A couple of weeks ago I was doing some research for an article I’m writing about cycling clubs that support women for Bicycling Australia magazine, and I came across a Brisbane cycling club that’s attracting lots of women to its ranks, and working hard to support them.
Kangaroo Point Cycling Club (KPCC) which might sound like it has a semi-rural bush setting is in fact based in Brisbane’s inner suburbs and has been around since 1905. It currently has over 200 members and about a quarter of them are women.
I had a chat via email with Club Co-Captain Alix Everton about the great work she and other women (and men) are doing at KPCC.
Q: Do you run any female only rides or other activities for female riders?
Yes, we have our very popular Women Only Weekdays – rides run by women, for women, with ‘no boys allowed’. These rides are always kept at a social pace where nobody gets left behind, so that all experience and ability levels are catered for. Since we started running these rides nearly a year ago, we have developed a consistent core group of ladies who turn up, and have new women coming along to try it out nearly every week. This ride helps our club to reduce barriers to female participation by providing a welcoming, non-threatening, non-competitive cycling environment.
This year we ran a ‘Women Only’ training program designed to progress women who are new to racing to gain the required fitness and skills to ride our Club’s principle race of the year – The Upperlimb.com Cunningham Classic. This program is coached by a specialist Level 2 coach who joined the Club specifically because of the focus that we have on women. We are also very excited as for the first time this year the Club is offering equal prize money for men and women for this race, as well as dedicated Women Only grades, which will make this race much more accessible to some of our newer female racers (myself included!).
In late 2013 we held a Novice Women Racing Tour designed for women who want to give racing a go in a relaxed and safe atmosphere. This included three weekends of skills training, as well as simulated criterium and road racing. The Club is also working on a significant new Women Only Racing Program that we hope to launch in 2015, where we will provide a varied program of regular Women Only races that include both skills development and racing, with a focus on providing a safe, fun and supportive environment.
Q: Do you think that because your club has a female club captain, that encourages other female riders to join the club?
The club is well represented with female position holders across the board – in addition to myself as Club (Co)Captain, our Vice-president, Secretary, Treasurer and one of our three Club Mentors are also female. Having women in these key positions definitely helps to create the right atmosphere to attract women cyclists to the Club. I think new female members appreciate having a female club captain as their first point of contact, to help them feel comfortable and supported in coming along for a ride.
Q: Why has KPCC been successful at gaining female members where other clubs struggle?

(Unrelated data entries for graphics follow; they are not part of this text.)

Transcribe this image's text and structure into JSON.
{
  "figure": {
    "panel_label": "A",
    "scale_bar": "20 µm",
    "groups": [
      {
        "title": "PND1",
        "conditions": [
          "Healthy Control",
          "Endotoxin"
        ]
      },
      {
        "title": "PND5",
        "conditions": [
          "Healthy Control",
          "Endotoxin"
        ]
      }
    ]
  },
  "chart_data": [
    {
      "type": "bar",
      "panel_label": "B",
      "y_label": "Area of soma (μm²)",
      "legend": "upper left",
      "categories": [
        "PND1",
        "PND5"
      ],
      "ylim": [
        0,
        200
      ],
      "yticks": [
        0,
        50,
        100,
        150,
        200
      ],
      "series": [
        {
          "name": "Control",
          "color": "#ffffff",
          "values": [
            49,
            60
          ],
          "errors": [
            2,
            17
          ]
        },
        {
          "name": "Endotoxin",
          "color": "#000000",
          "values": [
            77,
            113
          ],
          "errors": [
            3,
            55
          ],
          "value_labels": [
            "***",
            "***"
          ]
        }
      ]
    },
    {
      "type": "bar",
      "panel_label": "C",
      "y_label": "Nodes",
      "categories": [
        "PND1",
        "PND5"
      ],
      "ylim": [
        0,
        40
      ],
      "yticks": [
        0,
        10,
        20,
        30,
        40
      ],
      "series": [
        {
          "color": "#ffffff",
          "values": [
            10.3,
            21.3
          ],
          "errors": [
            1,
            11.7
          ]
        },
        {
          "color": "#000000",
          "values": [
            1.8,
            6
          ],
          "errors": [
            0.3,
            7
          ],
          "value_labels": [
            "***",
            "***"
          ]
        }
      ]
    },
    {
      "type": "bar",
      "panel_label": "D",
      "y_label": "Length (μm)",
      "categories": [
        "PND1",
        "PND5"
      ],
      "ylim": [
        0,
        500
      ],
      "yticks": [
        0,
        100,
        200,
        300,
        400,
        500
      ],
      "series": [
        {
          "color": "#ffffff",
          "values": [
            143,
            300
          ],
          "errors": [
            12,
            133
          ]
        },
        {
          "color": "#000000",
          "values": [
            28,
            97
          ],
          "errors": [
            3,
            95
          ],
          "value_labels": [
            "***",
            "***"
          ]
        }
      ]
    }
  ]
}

One of the things KPCC does so well is listen to what its members want and quickly and effectively putting that into practice. In terms of single initiatives, the Women Only Weekdays rides has been the best for attracting new female members – other women see us rolling along having a great time in an organised and safe group, and those women think, ‘hey, that looks like fun, I want to do that’. We have also found that word of mouth is playing an increasingly big role in attracting new female members, as the cycling community is becoming more aware of the opportunities KPCC is providing for female riders. I think our friendly, supportive and inclusive attitude gives the Club rides a very welcoming atmosphere, which women in particular seem to respond to and appreciate.
Q: How do you think we can encourage more women to take up the wonderful past-time of cycling?
I think it’s important to provide an entry into the sport that feels safe, fun and non-threatening for women, and based on our experience, this seems to be well achieved by providing the ‘women only’ options. I also think it helps to have a social platform on which women can start their cycling journey, as I have often heard women speak of feeling intimidated or simply uninterested in racing, but still keen to get out for regular rides. However, I also think it is vital to provide dedicated pathways for women to be able to progress in the sport and to ensure that women are offered the same opportunities and levels of support that exist for male riders.
Q: How long have you been riding? What inspired you to start?
I have been riding for nearly three years and in the last six months have started to take part in a few local criterium races. I initially took up cycling as something to do with my husband (an avid cyclist!) and I was gradually bitten by the cycling bug to the point where I now get out on the road just as much (if not more) than him. I’ve surprised myself too by not just looking forward to the rides, but also to taking part in more races! One of the most instrumental experiences in progressing my cycling journey was definitely joining KPCC, and the icing on the cake was the introduction of the Women Only Weekdays ride, as this allowed me to grow my confidence and skills in an environment where I was not constantly just trying to hang on to the pace of the boys!